Pada suatu hari yang biasa-biasa saja. Pukul 7 malam tepatnya, saya mengajar di tempat yang sama, murid yang sama, buku latihan soal yang sama, meja belajar yang sama, ah semua serba sama.
Kemudian ada yang berbeda.
"Ibu, aku mau ngebahas soal ini. Udah agak lama sih, tapi masih bingung," kata murid saya seraya menyodorkan selembar kertas bertuliskan persamaan-persamaan matematika. Nahas memang, di umur semuda ini saya sudah dipanggil ibu di sana. Namun tak apa, pikir saya, bersyukur sajalah masih dipanggil ibu, belum dipanggil nenek ataupun uyut, kan? Hehe #SyukurItuDidatangkan.

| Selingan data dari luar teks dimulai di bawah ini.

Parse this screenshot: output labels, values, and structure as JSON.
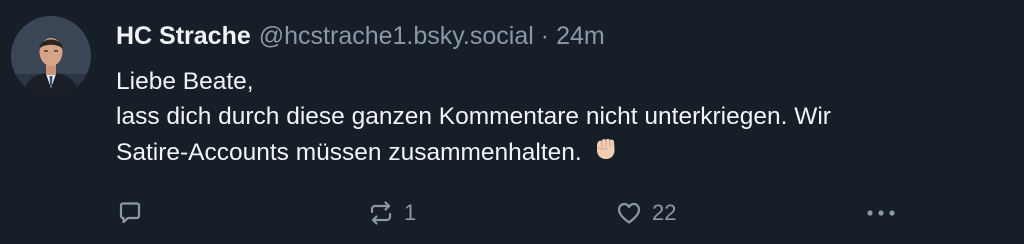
{
  "author": {
    "display_name": "HC Strache",
    "handle": "@hcstrache1.bsky.social",
    "separator": "·",
    "time": "24m",
    "avatar_icon": "profile-photo"
  },
  "post": {
    "text": "Liebe Beate,\nlass dich durch diese ganzen Kommentare nicht unterkriegen. Wir\nSatire-Accounts müssen zusammenhalten.",
    "emoji_icon": "raised-fist-emoji"
  },
  "actions": {
    "reply": {
      "icon": "reply-icon",
      "count": ""
    },
    "repost": {
      "icon": "repost-icon",
      "count": "1"
    },
    "like": {
      "icon": "heart-icon",
      "count": "22"
    },
    "more": {
      "icon": "more-icon"
    }
  },
  "colors": {
    "background": "#161e27",
    "text": "#f1f3f5",
    "muted": "#8b98a9"
  }
}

"Soal ujian?" tanya saya sambil mengambil lembar yang ia sodorkan. Ditimpali dengan anggukan dari yang bersangkutan. "Coba dikerjakan lagi sama kamu," sambut saya.
![]() |
Gambar oleh Sami |
Menit-menit berikutnya dihabiskan dengan angka dan hitungan. Soal ujian itu terkait pangkat dan akar bilangan, pelajaran SMP yang rutin keluar di ujian nasional. Di pertemuan sebelumnya, sesekali kami membahas mengenai soal serupa.
Murid saya terlihat mengerjakan soal tersebut tanpa kesulitan. Lancar bak menyalin lirik lagu korea kesukaannya ke dalam buku harian. Kemudian dia terdiam, setengah tertawa melirik saya...
"Lho kok dulu aku ngerjainnya gini ya, Bu?" tanya retorisnya, menertawai betapa salahnya dia dulu ketika menjawab soal tersebut. Kini dia merasa lebih menguasainya, bahkan tanpa bantuan saya. Saya tersenyum dibuatnya.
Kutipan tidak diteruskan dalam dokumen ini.